Foto do(a) page

Conheça o Espaço Aberto na editoria de Opinião do Estadão. Veja análises e artigos de opinião em colunas escritas por convidados e publicadas pelo Estadão.

Opinião|Portaria do MEC e desarmonia entre os Poderes

Portaria do MEC que anula processos de cursos de Medicina é desserviço à sociedade e representa um enfrentamento do Executivo a decisão do Judiciário

Por Luciana Lossio

Centenas de instituições de ensino de todo o País que aguardam autorização do Ministério da Educação (MEC) para a abertura de seus cursos de Medicina vivem uma situação de total insegurança jurídica desde a publicação da portaria Seres/MEC n.º 397/2023, no dia 23 de outubro.

Isso porque a portaria ignora o julgamento sobre a modulação dos efeitos para a abertura de cursos a partir da Lei do Mais Médicos e cria um outro entendimento sobre o assunto em meio ao julgamento que corre no Supremo Tribunal Federal (STF). Essa portaria é um descumprimento claro, pelo governo federal, de uma decisão do Judiciário e induz o leitor a erro ao afirmar que está cumprindo uma decisão do Supremo quando, na verdade, está a descumpri-la.

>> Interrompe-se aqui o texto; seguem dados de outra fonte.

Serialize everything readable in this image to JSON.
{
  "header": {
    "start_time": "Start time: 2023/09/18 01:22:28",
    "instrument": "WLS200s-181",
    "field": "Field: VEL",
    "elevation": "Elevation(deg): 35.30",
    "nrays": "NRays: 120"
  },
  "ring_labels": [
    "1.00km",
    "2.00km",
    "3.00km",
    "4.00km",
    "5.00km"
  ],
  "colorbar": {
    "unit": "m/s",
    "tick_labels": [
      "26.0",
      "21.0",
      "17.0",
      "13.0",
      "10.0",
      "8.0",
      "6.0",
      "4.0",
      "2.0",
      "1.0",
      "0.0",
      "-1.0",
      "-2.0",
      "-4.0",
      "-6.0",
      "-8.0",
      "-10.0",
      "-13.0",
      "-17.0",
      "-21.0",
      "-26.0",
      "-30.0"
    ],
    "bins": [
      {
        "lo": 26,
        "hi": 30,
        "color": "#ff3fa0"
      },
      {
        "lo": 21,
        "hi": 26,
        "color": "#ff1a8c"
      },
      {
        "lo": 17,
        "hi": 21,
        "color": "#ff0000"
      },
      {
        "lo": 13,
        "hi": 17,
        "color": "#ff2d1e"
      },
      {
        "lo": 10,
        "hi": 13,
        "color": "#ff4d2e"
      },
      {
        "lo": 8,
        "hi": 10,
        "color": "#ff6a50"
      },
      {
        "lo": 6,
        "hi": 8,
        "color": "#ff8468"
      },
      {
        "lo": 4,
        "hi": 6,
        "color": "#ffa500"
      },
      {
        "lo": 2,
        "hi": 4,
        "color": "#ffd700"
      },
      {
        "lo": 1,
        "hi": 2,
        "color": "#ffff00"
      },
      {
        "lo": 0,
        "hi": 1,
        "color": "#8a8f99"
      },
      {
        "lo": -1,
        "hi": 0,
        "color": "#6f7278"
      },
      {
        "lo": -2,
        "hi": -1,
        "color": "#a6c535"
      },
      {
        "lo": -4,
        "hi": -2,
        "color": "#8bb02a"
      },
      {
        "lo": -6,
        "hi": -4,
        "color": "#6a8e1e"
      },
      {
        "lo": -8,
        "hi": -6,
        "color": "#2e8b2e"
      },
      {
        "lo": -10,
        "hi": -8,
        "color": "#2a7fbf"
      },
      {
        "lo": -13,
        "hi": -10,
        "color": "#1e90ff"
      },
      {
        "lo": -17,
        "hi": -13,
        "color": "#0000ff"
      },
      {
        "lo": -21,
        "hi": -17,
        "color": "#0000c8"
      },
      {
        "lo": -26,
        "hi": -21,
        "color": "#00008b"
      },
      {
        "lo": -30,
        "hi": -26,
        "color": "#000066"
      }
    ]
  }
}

O texto do MEC traz novos requisitos que não estavam previstos na decisão (de 22 de junho) do ministro Gilmar Mendes, que autorizava a continuidade dos processos que já tivessem ultrapassado a fase inicial de documentação. Agora, esses processos estão sendo sumariamente indeferidos, o que descumpre a decisão liminar do Supremo, vigente atualmente. É uma portaria desarrazoada, que gera desnecessário enfrentamento à autoridade do Poder Judiciário, até mesmo por estarmos no meio do julgamento pelo plenário do Supremo, que foi paralisado em razão do voto-vista do ministro André Mendonça. Atualmente, o julgamento está empatado em 2 a 2, com o ministro Luis Fux concordando com o relator Gilmar Mendes e com Edson Fachin e Rosa Weber votando por uma suspensão dos processos que não chegaram à fase de publicação em portaria oficial.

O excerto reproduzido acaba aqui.